Measuring Consistency
This blog post's title promises that we will measure this, so let's take a look at some methodology.
At a high level, here is how we measure encoder consistency holistically:
- We sweep an encoder’s user-facing quality index Q across a chosen range
- For each image and each Q, we encode once, then compute one or more perceptual metrics against the original
- For each Q, we aggregate the metric values across all images and write a CSV with the mean and standard deviation
Here, the per-Q standard deviation is the important value. Lower standard deviations per Q mean the encoder achieves more uniform visual quality across diverse inputs at that Q.
Internally, this testing is done with a number of different metrics; for the purposes of this blog post, we'll report all of our numbers with SSIMULACRA2 because it is the most perceptually correlated open-source metric at the time of writing.
The libaom AV1 encoder is configured at speed 7, using an improved tune iq introduced in v3.13.0 (if you'd like to learn more about some of the ways AVIF has gotten better in the past year, read our blog post on open source AVIF developments.) We also tested libjpeg-turbo, libjxl, libjpegli, libwebp, and Iris-WebP. We configured libaom to encode 10-bit 4:4:4 images and libwebp to run at its slowest encoding preset (method 6), and everything else was left to defaults for the other encoders. The image dataset we're testing on is Daala's subset1, which should give us a good baseline for medium-resolution photographic content.

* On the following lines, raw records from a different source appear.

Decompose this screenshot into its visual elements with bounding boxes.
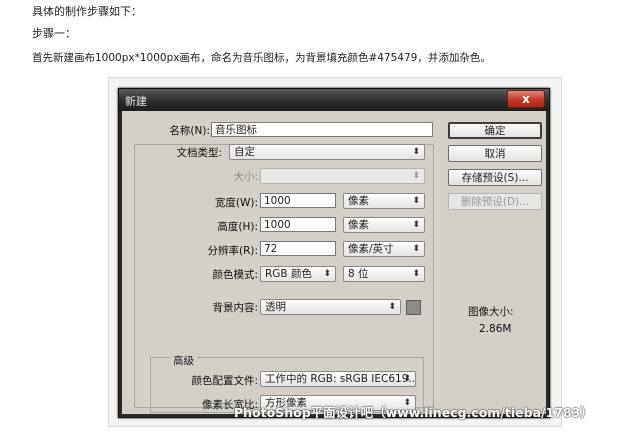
bit-depth-select[interactable]: 8 位 ⬍ [343, 266, 425, 282]
resolution-label: 分辨率(R): [207, 245, 258, 257]
dialog-client: 高级 名称(N): 音乐图标 文档类型: 自定 ⬍ 大小: ⬍ 宽度(W): 10… [122, 111, 546, 414]
image-size-value: 2.86M [479, 323, 512, 335]
width-unit-value: 像素 [348, 195, 369, 207]
step-description: 首先新建画布1000px*1000px画布，命名为音乐图标，为背景填充颜色#47… [32, 52, 491, 64]
preset-label: 文档类型: [176, 147, 222, 159]
resolution-unit-select[interactable]: 像素/英寸 ⬍ [343, 241, 425, 257]
close-button[interactable]: x [507, 90, 545, 108]
name-label: 名称(N): [169, 125, 210, 137]
updown-arrow-icon: ⬍ [412, 196, 420, 206]
step-heading: 步骤一： [32, 27, 76, 40]
color-mode-select[interactable]: RGB 颜色 ⬍ [260, 266, 336, 282]
advanced-title: 高级 [170, 353, 197, 368]
save-preset-button[interactable]: 存储预设(S)... [448, 169, 542, 186]
image-size-label: 图像大小: [468, 306, 514, 318]
close-icon: x [522, 92, 530, 106]
updown-arrow-icon: ⬍ [412, 147, 420, 157]
intro-text: 具体的制作步骤如下： [32, 5, 142, 18]
updown-arrow-icon: ⬍ [412, 269, 420, 279]
updown-arrow-icon: ⬍ [412, 171, 420, 181]
ok-button[interactable]: 确定 [448, 122, 542, 139]
updown-arrow-icon: ⬍ [412, 244, 420, 254]
cancel-button[interactable]: 取消 [448, 145, 542, 162]
size-select[interactable]: ⬍ [260, 168, 425, 184]
bit-depth-value: 8 位 [348, 268, 369, 280]
background-color-swatch[interactable] [406, 300, 421, 315]
color-profile-select[interactable]: 工作中的 RGB: sRGB IEC619... ⬍ [260, 371, 416, 387]
size-label: 大小: [233, 171, 258, 183]
dialog-title: 新建 [125, 95, 147, 108]
width-label: 宽度(W): [214, 197, 258, 209]
width-unit-select[interactable]: 像素 ⬍ [343, 193, 425, 209]
preset-value: 自定 [234, 146, 255, 158]
height-input[interactable]: 1000 [260, 217, 336, 232]
preset-select[interactable]: 自定 ⬍ [229, 144, 425, 160]
color-profile-label: 颜色配置文件: [191, 375, 258, 387]
background-select[interactable]: 透明 ⬍ [260, 299, 401, 315]
height-unit-select[interactable]: 像素 ⬍ [343, 217, 425, 233]
resolution-input[interactable]: 72 [260, 241, 336, 256]
width-input[interactable]: 1000 [260, 193, 336, 208]
background-value: 透明 [265, 301, 286, 313]
updown-arrow-icon: ⬍ [412, 220, 420, 230]
height-unit-value: 像素 [348, 219, 369, 231]
color-mode-value: RGB 颜色 [265, 268, 312, 280]
height-label: 高度(H): [217, 221, 258, 233]
color-mode-label: 颜色模式: [212, 269, 258, 281]
updown-arrow-icon: ⬍ [403, 374, 411, 384]
delete-preset-button[interactable]: 删除预设(D)... [448, 193, 542, 210]
new-document-dialog: 新建 x 高级 名称(N): 音乐图标 文档类型: 自定 ⬍ 大小: ⬍ 宽度(W… [118, 88, 550, 418]
dialog-titlebar[interactable]: 新建 x [119, 89, 549, 111]
updown-arrow-icon: ⬍ [388, 302, 396, 312]
name-input[interactable]: 音乐图标 [211, 122, 433, 137]
color-profile-value: 工作中的 RGB: sRGB IEC619... [265, 373, 416, 385]
resolution-unit-value: 像素/英寸 [348, 243, 394, 255]
updown-arrow-icon: ⬍ [323, 269, 331, 279]
background-label: 背景内容: [212, 302, 258, 314]
watermark: PhotoShop平面设计吧（www.linecg.com/tieba/1783… [234, 405, 593, 420]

Our results will focus on:
- The average of standard deviations for Q levels between SSIMULACRA2 30 and 80
- The movement of std dev per Q level the range between SSIMULACRA2 30 and 80
The 30 to 80 range was chosen due to its relevance for general multimedia delivery use cases.
Results
The above graph shows us consistency numbers averaged across Q levels that resulted in average qualities between 30 and 80 SSIMULACRA2 on the subset1 dataset we mentioned earlier. And our winner is libjpeg-turbo! On the quality front, libjpeg-turbo is not remotely competitive with these encoders, but it scores well for consistency – we'll think more about this in the next section.

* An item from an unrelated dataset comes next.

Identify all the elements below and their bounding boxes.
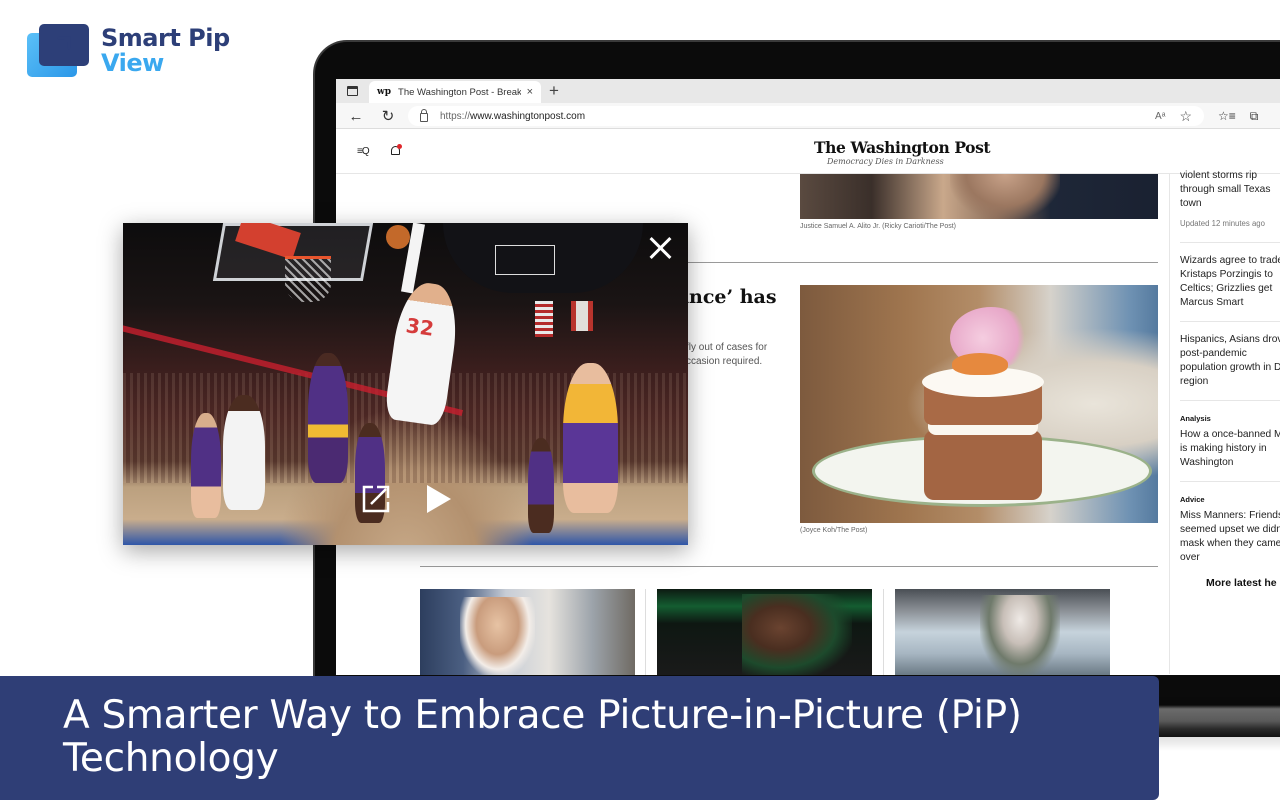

Next, we have standard deviation over our range:
This paints an interesting picture; we see that libaom is actually the best at SSIMULACRA2 80, but performance drops off rapidly below SSIMULACRA2 ~70. Iris is a well-rounded strong performer, with concessions to libjpeg-turbo below SSIMULACRA2 ~47 (low fidelity). Curiously, while libjpegli does well, libjxl is not all that consistent overall.
Conclusions
Iris-WebP's strong consistency performance coupled with its known speed and efficiency make it a strong performer, but consistency wins alone are not worth celebrating; they can only support an already fast and efficient encoder.
In a target quality loop with an inefficient encoder, bits are wasted by default even if a particular target is readily hit; even though you are sacrificing predictability, a less consistent encoder that is more efficient is a more desirable choice because you can just have your target quality workflow shift potential inconsistency into overshooting. Overshot results might be larger than necessary, but they may still be smaller than worse looking outputs from a less efficient encoder that is still on target.
Similarly, a consistent encoder that isn't competitively fast is not worthwhile either. If at the same speed target, another encoder is more efficient, that encoder is considered faster and you're leaving compression efficiency on the table.
At Halide Compression, we believe image encoders that value efficiency, speed, and consistency are both desirable and possible. While it is true that highly efficient encoders may suffer consistency issues due to their spiky but still generally incredible performance, we believe Iris has been able to successfully mitigate potential consistency issues without sacrificing efficiency or speed.